More from Kuechenberg: "If (the Patriots run the table in the playoffs, too), they will have earned it. But my heart is dead set against it. The ’72 team is uniquely immortal in American sports, and I don’t want us to lose that special place." Now, if he'd just stopped there, it'd be OK. Even being the asshole that I am, I do understand melancholy. We all want to feel special for the rest of our lives, and there's a certain sadness in seeing our achievements surpassed. But he goes on: "We will forever be immortal, and if they win every game in front of them, then they will join us among those ranks. They will have deserved, it and I will congratulate them. But something in my heart makes me feel that we accomplished something so special that it forever sets the standard of excellence in sports. Imperfect is mortal. Perfect is immortal.”

Well, no, God is immortal. You're just a fucking football team. But between the lines, it's obvious what he's saying: Even if the Patriots finish undefeated, even if they do it in a league that's 10 times tougher and 10 times more competitive, even if they do it by beating four playoff-caliber teams from their own conference (Colts, Chargers, Steelers, Browns) and three from the NFC (Cowboys, Redskins, Giants) while the 1972 Dolphins' best opponents were two 8-6 teams, even if they shatter every NFL record along the way, it won't matter -- because Miami went undefeated first. The Dolphins are saying they will always be Neil Armstrong, and the best the Patriots can aspire to be is Buzz Aldrin. What they don't get, though, is that while they were the first to walk on the moon, the Patriots are now walking on fucking Mars, and they're thinking maybe they could stroll on the surface of the sun and not even break a sweat.
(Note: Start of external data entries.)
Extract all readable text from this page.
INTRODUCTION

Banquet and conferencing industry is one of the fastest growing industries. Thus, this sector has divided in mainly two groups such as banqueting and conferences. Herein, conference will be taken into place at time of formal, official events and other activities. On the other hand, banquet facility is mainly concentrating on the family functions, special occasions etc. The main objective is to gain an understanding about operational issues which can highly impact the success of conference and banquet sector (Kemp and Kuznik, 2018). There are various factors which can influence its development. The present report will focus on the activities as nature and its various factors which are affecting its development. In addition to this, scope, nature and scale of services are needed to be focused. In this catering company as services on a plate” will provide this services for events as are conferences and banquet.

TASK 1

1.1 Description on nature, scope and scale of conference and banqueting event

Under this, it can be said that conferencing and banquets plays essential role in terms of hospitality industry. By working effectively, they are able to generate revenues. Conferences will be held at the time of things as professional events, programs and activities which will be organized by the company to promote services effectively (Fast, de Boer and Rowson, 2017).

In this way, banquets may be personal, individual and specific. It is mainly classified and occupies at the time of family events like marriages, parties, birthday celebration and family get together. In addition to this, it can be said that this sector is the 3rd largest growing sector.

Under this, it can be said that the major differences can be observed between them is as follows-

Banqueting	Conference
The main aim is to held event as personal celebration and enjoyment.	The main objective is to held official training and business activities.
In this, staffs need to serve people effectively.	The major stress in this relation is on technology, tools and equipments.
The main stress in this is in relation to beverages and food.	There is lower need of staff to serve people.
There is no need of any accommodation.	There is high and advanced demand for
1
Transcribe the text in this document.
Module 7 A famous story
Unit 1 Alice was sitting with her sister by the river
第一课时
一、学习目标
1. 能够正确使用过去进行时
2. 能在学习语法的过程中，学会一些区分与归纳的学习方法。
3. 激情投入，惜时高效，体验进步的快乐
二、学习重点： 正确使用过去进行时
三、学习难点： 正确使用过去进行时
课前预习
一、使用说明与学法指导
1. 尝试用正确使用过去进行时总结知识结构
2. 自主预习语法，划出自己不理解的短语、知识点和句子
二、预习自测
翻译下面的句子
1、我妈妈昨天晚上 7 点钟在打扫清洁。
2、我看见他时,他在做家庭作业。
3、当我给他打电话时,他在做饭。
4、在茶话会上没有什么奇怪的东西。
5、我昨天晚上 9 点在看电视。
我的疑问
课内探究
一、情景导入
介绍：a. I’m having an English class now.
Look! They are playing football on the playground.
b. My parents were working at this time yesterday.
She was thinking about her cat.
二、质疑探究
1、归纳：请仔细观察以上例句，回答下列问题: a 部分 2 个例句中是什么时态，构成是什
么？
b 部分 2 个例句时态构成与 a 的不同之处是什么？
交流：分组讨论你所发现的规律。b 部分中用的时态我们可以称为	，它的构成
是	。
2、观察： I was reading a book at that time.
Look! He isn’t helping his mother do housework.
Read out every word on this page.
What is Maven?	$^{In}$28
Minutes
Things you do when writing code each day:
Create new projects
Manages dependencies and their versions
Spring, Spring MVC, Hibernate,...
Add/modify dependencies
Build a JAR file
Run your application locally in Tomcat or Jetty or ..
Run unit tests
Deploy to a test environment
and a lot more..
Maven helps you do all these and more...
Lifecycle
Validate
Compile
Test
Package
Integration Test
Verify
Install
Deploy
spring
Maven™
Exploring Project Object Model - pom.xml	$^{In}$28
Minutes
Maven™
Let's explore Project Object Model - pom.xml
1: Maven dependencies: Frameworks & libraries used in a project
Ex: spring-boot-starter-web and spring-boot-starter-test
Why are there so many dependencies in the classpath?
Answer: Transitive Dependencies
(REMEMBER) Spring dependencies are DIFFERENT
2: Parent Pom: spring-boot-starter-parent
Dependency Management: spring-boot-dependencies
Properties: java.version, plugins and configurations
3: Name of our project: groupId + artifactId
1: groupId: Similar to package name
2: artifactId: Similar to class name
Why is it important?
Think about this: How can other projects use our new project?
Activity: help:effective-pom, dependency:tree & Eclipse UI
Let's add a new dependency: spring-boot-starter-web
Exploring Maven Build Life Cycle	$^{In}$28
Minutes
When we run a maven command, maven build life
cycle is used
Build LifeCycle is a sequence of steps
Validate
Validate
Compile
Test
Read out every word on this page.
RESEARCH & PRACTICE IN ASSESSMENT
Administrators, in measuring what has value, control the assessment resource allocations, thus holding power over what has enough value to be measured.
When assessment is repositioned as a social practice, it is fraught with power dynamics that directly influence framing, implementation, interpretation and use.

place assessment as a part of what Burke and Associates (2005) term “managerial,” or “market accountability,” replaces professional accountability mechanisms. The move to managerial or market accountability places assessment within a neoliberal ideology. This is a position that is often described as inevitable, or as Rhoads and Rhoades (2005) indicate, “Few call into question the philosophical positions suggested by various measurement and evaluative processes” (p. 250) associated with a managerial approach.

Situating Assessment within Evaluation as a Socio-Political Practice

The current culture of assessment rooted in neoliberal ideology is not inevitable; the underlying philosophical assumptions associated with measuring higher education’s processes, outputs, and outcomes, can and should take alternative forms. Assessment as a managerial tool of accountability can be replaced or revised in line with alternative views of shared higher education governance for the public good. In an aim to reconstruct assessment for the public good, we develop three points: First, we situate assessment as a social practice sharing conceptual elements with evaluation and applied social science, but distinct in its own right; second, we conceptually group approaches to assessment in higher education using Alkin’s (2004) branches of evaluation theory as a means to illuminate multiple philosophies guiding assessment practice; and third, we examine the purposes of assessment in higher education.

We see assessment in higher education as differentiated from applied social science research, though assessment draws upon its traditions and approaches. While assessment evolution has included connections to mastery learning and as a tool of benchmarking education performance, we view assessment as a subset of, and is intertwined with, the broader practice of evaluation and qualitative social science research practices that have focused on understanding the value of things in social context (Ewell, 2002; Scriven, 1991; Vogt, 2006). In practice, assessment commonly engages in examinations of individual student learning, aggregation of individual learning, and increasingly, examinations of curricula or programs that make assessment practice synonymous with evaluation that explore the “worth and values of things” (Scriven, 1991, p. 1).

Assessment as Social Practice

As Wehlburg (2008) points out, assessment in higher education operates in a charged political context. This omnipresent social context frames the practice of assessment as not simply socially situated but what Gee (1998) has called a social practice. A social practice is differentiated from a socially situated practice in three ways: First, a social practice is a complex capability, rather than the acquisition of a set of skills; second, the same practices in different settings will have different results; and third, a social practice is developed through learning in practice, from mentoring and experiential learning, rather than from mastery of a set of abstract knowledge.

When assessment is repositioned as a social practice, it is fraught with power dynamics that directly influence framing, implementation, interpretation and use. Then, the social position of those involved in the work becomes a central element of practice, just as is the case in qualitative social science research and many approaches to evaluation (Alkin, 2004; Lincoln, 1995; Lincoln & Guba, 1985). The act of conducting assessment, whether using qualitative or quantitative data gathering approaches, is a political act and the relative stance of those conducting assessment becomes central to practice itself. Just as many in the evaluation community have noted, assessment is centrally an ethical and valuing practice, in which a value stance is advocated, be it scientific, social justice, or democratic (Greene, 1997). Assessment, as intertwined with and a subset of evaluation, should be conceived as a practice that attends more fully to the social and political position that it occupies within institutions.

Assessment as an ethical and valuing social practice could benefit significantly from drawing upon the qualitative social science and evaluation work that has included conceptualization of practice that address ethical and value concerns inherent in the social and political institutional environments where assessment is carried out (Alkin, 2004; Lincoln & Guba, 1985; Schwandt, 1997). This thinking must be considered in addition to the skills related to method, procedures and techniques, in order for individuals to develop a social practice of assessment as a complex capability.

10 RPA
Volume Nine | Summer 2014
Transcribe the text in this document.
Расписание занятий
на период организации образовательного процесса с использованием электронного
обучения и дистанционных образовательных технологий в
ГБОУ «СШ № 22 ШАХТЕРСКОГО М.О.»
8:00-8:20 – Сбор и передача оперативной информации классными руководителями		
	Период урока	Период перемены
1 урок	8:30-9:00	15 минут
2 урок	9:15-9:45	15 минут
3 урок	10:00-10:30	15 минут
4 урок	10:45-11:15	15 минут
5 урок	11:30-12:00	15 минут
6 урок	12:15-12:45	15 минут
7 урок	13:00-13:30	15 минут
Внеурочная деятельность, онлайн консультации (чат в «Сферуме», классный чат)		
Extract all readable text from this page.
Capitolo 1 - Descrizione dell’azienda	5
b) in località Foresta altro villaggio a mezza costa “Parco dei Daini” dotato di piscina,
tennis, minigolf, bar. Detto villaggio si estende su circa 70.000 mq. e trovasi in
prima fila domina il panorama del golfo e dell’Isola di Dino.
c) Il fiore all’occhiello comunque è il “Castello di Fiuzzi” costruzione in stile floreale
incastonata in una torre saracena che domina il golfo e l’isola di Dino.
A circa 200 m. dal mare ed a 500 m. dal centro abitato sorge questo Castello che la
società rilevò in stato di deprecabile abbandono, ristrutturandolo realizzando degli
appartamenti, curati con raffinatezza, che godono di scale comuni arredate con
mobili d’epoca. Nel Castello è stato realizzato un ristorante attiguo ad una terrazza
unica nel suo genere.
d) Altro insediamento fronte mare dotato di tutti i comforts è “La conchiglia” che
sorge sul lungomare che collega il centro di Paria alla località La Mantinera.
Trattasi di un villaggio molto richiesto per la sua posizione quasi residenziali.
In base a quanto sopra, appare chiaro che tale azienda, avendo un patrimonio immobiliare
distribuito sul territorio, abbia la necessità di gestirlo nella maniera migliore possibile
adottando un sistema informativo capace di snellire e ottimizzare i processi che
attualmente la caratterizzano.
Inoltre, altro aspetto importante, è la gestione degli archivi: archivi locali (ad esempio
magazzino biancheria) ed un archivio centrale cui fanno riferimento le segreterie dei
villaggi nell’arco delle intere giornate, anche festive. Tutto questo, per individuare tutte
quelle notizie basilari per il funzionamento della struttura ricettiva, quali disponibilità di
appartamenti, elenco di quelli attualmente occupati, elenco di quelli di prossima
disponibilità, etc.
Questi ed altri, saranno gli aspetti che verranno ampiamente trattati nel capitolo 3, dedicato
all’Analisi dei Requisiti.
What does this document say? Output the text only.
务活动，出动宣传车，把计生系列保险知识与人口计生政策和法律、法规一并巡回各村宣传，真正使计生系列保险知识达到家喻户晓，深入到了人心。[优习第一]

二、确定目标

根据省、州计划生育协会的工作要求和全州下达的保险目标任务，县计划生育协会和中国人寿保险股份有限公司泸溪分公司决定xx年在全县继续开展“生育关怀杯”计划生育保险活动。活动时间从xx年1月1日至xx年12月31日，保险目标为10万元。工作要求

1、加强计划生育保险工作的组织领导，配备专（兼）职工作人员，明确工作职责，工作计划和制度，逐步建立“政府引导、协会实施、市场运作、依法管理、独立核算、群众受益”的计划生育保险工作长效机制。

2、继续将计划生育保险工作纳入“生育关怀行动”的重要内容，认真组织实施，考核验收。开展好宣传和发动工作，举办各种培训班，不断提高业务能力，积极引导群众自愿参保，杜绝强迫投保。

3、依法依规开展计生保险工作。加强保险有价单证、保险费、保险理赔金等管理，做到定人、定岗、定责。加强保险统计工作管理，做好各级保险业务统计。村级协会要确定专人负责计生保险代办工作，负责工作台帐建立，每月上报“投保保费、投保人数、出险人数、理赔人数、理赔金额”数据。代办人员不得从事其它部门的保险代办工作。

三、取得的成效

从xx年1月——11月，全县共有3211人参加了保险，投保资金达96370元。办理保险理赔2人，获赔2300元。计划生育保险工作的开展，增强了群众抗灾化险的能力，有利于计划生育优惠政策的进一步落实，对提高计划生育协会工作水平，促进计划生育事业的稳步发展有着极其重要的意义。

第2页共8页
So as the '72 Dolphins hunch over the toilet tonight (I hear it's taco night at the elder-care facility), they'd do well to consider the example of another Miami legend: Dan Marino. In 2004, when Peyton Manning was closing in on the record for touchdown passes in a season that Marino had held for 20 years, Marino admitted feeling wistful, admitted hoping that he could keep the record. But he didn't bitch about how the rules nowadays go out of their way to protect quarterbacks and prevent contact with receivers. He didn't insist that the record he set in 1984 was only meaningful because the Dolphins went to the Super Bowl that year. (They didn't win, though, so Mercury Morris wants you to know that the '84 Dolphins are pussies.) But he didn't do any of that. He sighed a little, shrugged his shoulders and congratulated Manning. A few years later, when Brett Favre started approaching all of Marino's career passing marks, Marino could have intimated that Favre was hanging around the league past his due date just to break his records. He could have -- and before this season, a lot of people would have thought he was right. (Just like Jim Brown was right about Franco Harris but didn't have any problem with Walter Payton breaking his records.) But he didn't. He sighed a little, shrugged his shoulders and congratulated Favre. Marino knows he's in the Hall of Fame. Knows that he was one of the greatest quarterbacks in history. Knows that he has carved out a successful second career as a broadcaster and that that's where his energy belongs.

What Marino understands, and what the '72 Dolphins have failed to grasp after more than three decades, is that while the record books may play a zero-sum game, the history books do not. The fact that someone broke your records does not mean that you never held them. Babe Ruth and Roger Maris are still with us, after all, just as Jack Nicklaus will be with us long after Tiger Woods wins his 20th major. The fact that someone matches or even surpasses your accomplishments does not diminish your accomplishments.